Comovente o esforço de Temer em minimizar o que o seu PMDB quer grande. Mais complica o quadro é o presidente Lula afirmar, ontem mesmo, que vê com tranqüilidade a formação do bloco e que – olha aí a coisa – houve conversas sobre o assunto, mas elas não tiveram ainda resultado prático e não existe ainda certeza de que o bloco está sendo formado. “Não aconteceu. Parecia que ia acontecer, mas não aconteceu” e por aí foi Lula. Água gelada na fervura.

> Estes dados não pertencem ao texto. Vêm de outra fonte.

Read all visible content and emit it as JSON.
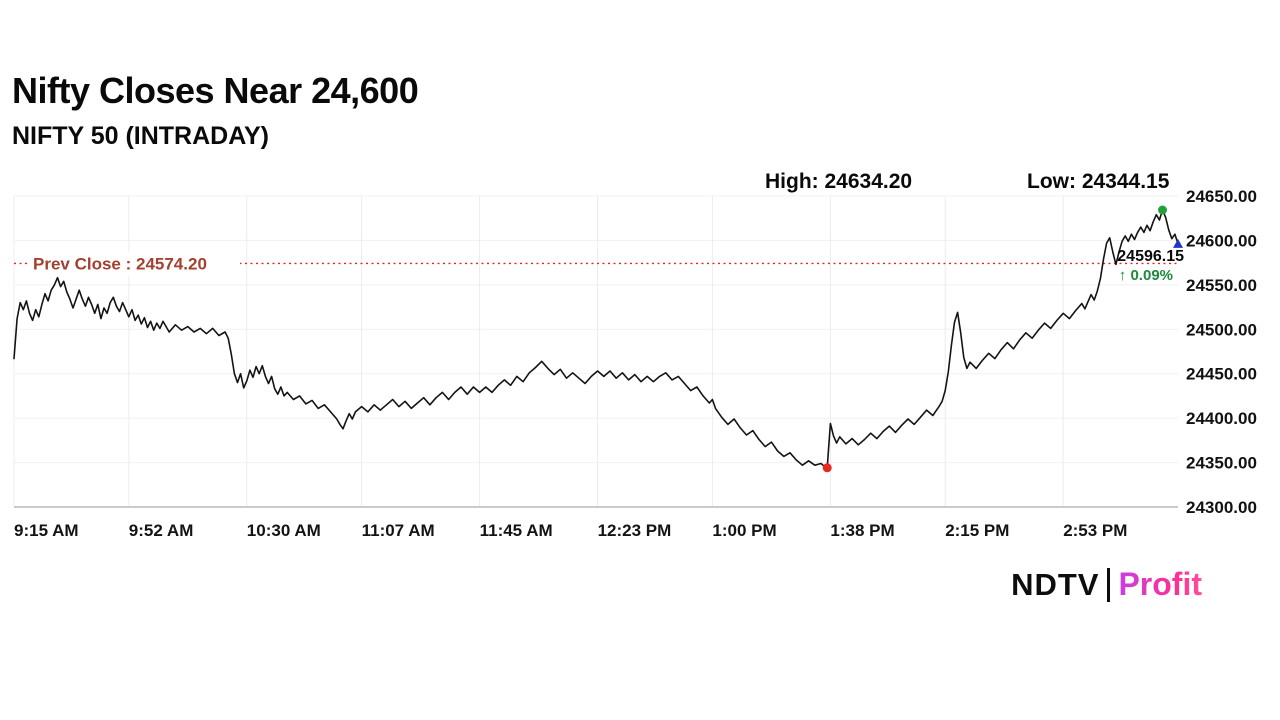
{
  "header": {
    "title": "Nifty Closes Near 24,600",
    "subtitle": "NIFTY 50 (INTRADAY)"
  },
  "stats": {
    "high_label": "High: 24634.20",
    "low_label": "Low: 24344.15"
  },
  "footer": {
    "brand_ndtv": "NDTV",
    "brand_profit": "Profit"
  },
  "chart_data": {
    "type": "line",
    "title": "NIFTY 50 (INTRADAY)",
    "series_name": "NIFTY 50",
    "ylim": [
      24300,
      24650
    ],
    "x_range_minutes": [
      0,
      375
    ],
    "x_ticks": {
      "minutes": [
        0,
        37,
        75,
        112,
        150,
        188,
        225,
        263,
        300,
        338
      ],
      "labels": [
        "9:15 AM",
        "9:52 AM",
        "10:30 AM",
        "11:07 AM",
        "11:45 AM",
        "12:23 PM",
        "1:00 PM",
        "1:38 PM",
        "2:15 PM",
        "2:53 PM"
      ]
    },
    "y_ticks": {
      "values": [
        24650,
        24600,
        24550,
        24500,
        24450,
        24400,
        24350,
        24300
      ],
      "labels": [
        "24650.00",
        "24600.00",
        "24550.00",
        "24500.00",
        "24450.00",
        "24400.00",
        "24350.00",
        "24300.00"
      ]
    },
    "line_color": "#141414",
    "grid_color": "#ececec",
    "axis_color": "#aaaaaa",
    "prev_close": {
      "value": 24574.2,
      "label": "Prev Close : 24574.20",
      "line_color": "#f01f1f",
      "label_color": "#a3402f"
    },
    "high": {
      "minute": 370,
      "value": 24634.2,
      "marker_color": "#1fa23d"
    },
    "low": {
      "minute": 262,
      "value": 24344.15,
      "marker_color": "#e8291f"
    },
    "last": {
      "minute": 375,
      "value": 24596.15,
      "label": "24596.15",
      "label_color": "#0a0a0a",
      "change_label": "↑ 0.09%",
      "change_color": "#1d8a3a",
      "marker_color": "#2236c8"
    },
    "points": [
      [
        0,
        24467
      ],
      [
        1,
        24512
      ],
      [
        2,
        24530
      ],
      [
        3,
        24522
      ],
      [
        4,
        24532
      ],
      [
        5,
        24518
      ],
      [
        6,
        24510
      ],
      [
        7,
        24522
      ],
      [
        8,
        24514
      ],
      [
        9,
        24528
      ],
      [
        10,
        24540
      ],
      [
        11,
        24532
      ],
      [
        12,
        24544
      ],
      [
        13,
        24550
      ],
      [
        14,
        24558
      ],
      [
        15,
        24548
      ],
      [
        16,
        24554
      ],
      [
        17,
        24542
      ],
      [
        18,
        24534
      ],
      [
        19,
        24524
      ],
      [
        20,
        24534
      ],
      [
        21,
        24544
      ],
      [
        22,
        24534
      ],
      [
        23,
        24526
      ],
      [
        24,
        24536
      ],
      [
        25,
        24528
      ],
      [
        26,
        24518
      ],
      [
        27,
        24528
      ],
      [
        28,
        24512
      ],
      [
        29,
        24524
      ],
      [
        30,
        24518
      ],
      [
        31,
        24530
      ],
      [
        32,
        24536
      ],
      [
        33,
        24526
      ],
      [
        34,
        24520
      ],
      [
        35,
        24530
      ],
      [
        36,
        24522
      ],
      [
        37,
        24514
      ],
      [
        38,
        24522
      ],
      [
        39,
        24510
      ],
      [
        40,
        24516
      ],
      [
        41,
        24506
      ],
      [
        42,
        24513
      ],
      [
        43,
        24502
      ],
      [
        44,
        24509
      ],
      [
        45,
        24499
      ],
      [
        46,
        24507
      ],
      [
        47,
        24501
      ],
      [
        48,
        24509
      ],
      [
        49,
        24503
      ],
      [
        50,
        24497
      ],
      [
        52,
        24505
      ],
      [
        54,
        24499
      ],
      [
        56,
        24503
      ],
      [
        58,
        24497
      ],
      [
        60,
        24501
      ],
      [
        62,
        24495
      ],
      [
        64,
        24501
      ],
      [
        66,
        24493
      ],
      [
        68,
        24497
      ],
      [
        69,
        24490
      ],
      [
        70,
        24472
      ],
      [
        71,
        24450
      ],
      [
        72,
        24440
      ],
      [
        73,
        24450
      ],
      [
        74,
        24434
      ],
      [
        75,
        24442
      ],
      [
        76,
        24454
      ],
      [
        77,
        24446
      ],
      [
        78,
        24458
      ],
      [
        79,
        24450
      ],
      [
        80,
        24459
      ],
      [
        81,
        24447
      ],
      [
        82,
        24439
      ],
      [
        83,
        24447
      ],
      [
        84,
        24433
      ],
      [
        85,
        24427
      ],
      [
        86,
        24435
      ],
      [
        87,
        24425
      ],
      [
        88,
        24429
      ],
      [
        90,
        24421
      ],
      [
        92,
        24425
      ],
      [
        94,
        24416
      ],
      [
        96,
        24420
      ],
      [
        98,
        24411
      ],
      [
        100,
        24415
      ],
      [
        102,
        24407
      ],
      [
        104,
        24399
      ],
      [
        105,
        24393
      ],
      [
        106,
        24388
      ],
      [
        107,
        24397
      ],
      [
        108,
        24405
      ],
      [
        109,
        24399
      ],
      [
        110,
        24407
      ],
      [
        112,
        24413
      ],
      [
        114,
        24407
      ],
      [
        116,
        24415
      ],
      [
        118,
        24409
      ],
      [
        120,
        24415
      ],
      [
        122,
        24421
      ],
      [
        124,
        24413
      ],
      [
        126,
        24419
      ],
      [
        128,
        24411
      ],
      [
        130,
        24417
      ],
      [
        132,
        24423
      ],
      [
        134,
        24415
      ],
      [
        136,
        24423
      ],
      [
        138,
        24429
      ],
      [
        140,
        24421
      ],
      [
        142,
        24429
      ],
      [
        144,
        24435
      ],
      [
        146,
        24427
      ],
      [
        148,
        24435
      ],
      [
        150,
        24429
      ],
      [
        152,
        24435
      ],
      [
        154,
        24429
      ],
      [
        156,
        24437
      ],
      [
        158,
        24443
      ],
      [
        160,
        24437
      ],
      [
        162,
        24447
      ],
      [
        164,
        24441
      ],
      [
        166,
        24451
      ],
      [
        168,
        24457
      ],
      [
        170,
        24464
      ],
      [
        172,
        24456
      ],
      [
        174,
        24449
      ],
      [
        176,
        24455
      ],
      [
        178,
        24445
      ],
      [
        180,
        24451
      ],
      [
        182,
        24445
      ],
      [
        184,
        24439
      ],
      [
        186,
        24447
      ],
      [
        188,
        24453
      ],
      [
        190,
        24447
      ],
      [
        192,
        24453
      ],
      [
        194,
        24445
      ],
      [
        196,
        24451
      ],
      [
        198,
        24443
      ],
      [
        200,
        24449
      ],
      [
        202,
        24441
      ],
      [
        204,
        24447
      ],
      [
        206,
        24441
      ],
      [
        208,
        24447
      ],
      [
        210,
        24451
      ],
      [
        212,
        24443
      ],
      [
        214,
        24447
      ],
      [
        216,
        24439
      ],
      [
        218,
        24431
      ],
      [
        220,
        24435
      ],
      [
        222,
        24425
      ],
      [
        224,
        24417
      ],
      [
        225,
        24421
      ],
      [
        226,
        24411
      ],
      [
        228,
        24401
      ],
      [
        230,
        24393
      ],
      [
        232,
        24399
      ],
      [
        234,
        24389
      ],
      [
        236,
        24381
      ],
      [
        238,
        24386
      ],
      [
        240,
        24376
      ],
      [
        242,
        24368
      ],
      [
        244,
        24373
      ],
      [
        246,
        24363
      ],
      [
        248,
        24357
      ],
      [
        250,
        24361
      ],
      [
        252,
        24353
      ],
      [
        254,
        24347
      ],
      [
        256,
        24352
      ],
      [
        258,
        24347
      ],
      [
        260,
        24349
      ],
      [
        261,
        24346
      ],
      [
        262,
        24344.15
      ],
      [
        263,
        24394
      ],
      [
        264,
        24380
      ],
      [
        265,
        24372
      ],
      [
        266,
        24379
      ],
      [
        268,
        24371
      ],
      [
        270,
        24377
      ],
      [
        272,
        24370
      ],
      [
        274,
        24376
      ],
      [
        276,
        24383
      ],
      [
        278,
        24377
      ],
      [
        280,
        24385
      ],
      [
        282,
        24391
      ],
      [
        284,
        24384
      ],
      [
        286,
        24392
      ],
      [
        288,
        24399
      ],
      [
        290,
        24393
      ],
      [
        292,
        24401
      ],
      [
        294,
        24409
      ],
      [
        296,
        24403
      ],
      [
        298,
        24413
      ],
      [
        299,
        24419
      ],
      [
        300,
        24431
      ],
      [
        301,
        24452
      ],
      [
        302,
        24482
      ],
      [
        303,
        24508
      ],
      [
        304,
        24519
      ],
      [
        305,
        24496
      ],
      [
        306,
        24468
      ],
      [
        307,
        24456
      ],
      [
        308,
        24463
      ],
      [
        310,
        24456
      ],
      [
        312,
        24465
      ],
      [
        314,
        24473
      ],
      [
        316,
        24467
      ],
      [
        318,
        24477
      ],
      [
        320,
        24485
      ],
      [
        322,
        24478
      ],
      [
        324,
        24488
      ],
      [
        326,
        24496
      ],
      [
        328,
        24490
      ],
      [
        330,
        24499
      ],
      [
        332,
        24507
      ],
      [
        334,
        24501
      ],
      [
        336,
        24510
      ],
      [
        338,
        24518
      ],
      [
        340,
        24512
      ],
      [
        342,
        24521
      ],
      [
        344,
        24529
      ],
      [
        345,
        24523
      ],
      [
        346,
        24531
      ],
      [
        347,
        24539
      ],
      [
        348,
        24533
      ],
      [
        349,
        24543
      ],
      [
        350,
        24557
      ],
      [
        351,
        24579
      ],
      [
        352,
        24597
      ],
      [
        353,
        24603
      ],
      [
        354,
        24587
      ],
      [
        355,
        24573
      ],
      [
        356,
        24587
      ],
      [
        357,
        24599
      ],
      [
        358,
        24605
      ],
      [
        359,
        24599
      ],
      [
        360,
        24607
      ],
      [
        361,
        24601
      ],
      [
        362,
        24609
      ],
      [
        363,
        24615
      ],
      [
        364,
        24609
      ],
      [
        365,
        24617
      ],
      [
        366,
        24611
      ],
      [
        367,
        24621
      ],
      [
        368,
        24629
      ],
      [
        369,
        24623
      ],
      [
        370,
        24634.2
      ],
      [
        371,
        24626
      ],
      [
        372,
        24612
      ],
      [
        373,
        24602
      ],
      [
        374,
        24607
      ],
      [
        375,
        24596.15
      ]
    ]
  }
}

Outro detalhe que denuncia a ação enérgica do trio Lula-Dilma-PT contra a consolidação ou ao menos pela minimização possível do megabloco é o que aconteceu com o PP. Ao anunciar a formação do bloco, o deputado Henrique Eduardo Alves, falando pelo PMDB, partido idealizador do blocão, disse que tinha o compromisso formal do PMDB, PR, PTB, PP e PSC, num total de 202 deputados numa Câmara composta por 313. E afirmou: “Este bloco não é para confrontar. É para organizar o trabalho nesta Casa e fora dela, na composição do governo”. Tudo que o governo e o PT não querem. Mas acrescentou: “”Ninguém foi mais importante do que o outro na eleição de Dilma. Apenas queremos que todos se respeitem. Daqui a pouco vão tirar o PMDB do governo”. Dá para entender, não é mesmo?
E porque o governo e o PT não querem o blocão, deram em cima do PP, para começar. Dos 202 deputados do anunciado bloco, o PP – quinto partido em tamanho na Câmara dos Deputados na próxima Legislatura – teria 41. E o PP, que conversaria novamente ainda ontem com o PMDB, passou de certeza a dúvida. Anunciado como participante compromissado (o que não se faz à toa), o PP executou um recuo depois de seu líder João Pizzolatti conversar com o ministro de Relações Institucionais, Alexandre Padilha. Se o PP não entrar no bloco, este baixará de 202 para 161 deputados. Valeria muito menos, na medida em que o PT formasse um bloco com o PSB, o PC do B, entre outros, inclusive até, quem sabe, o próprio PP.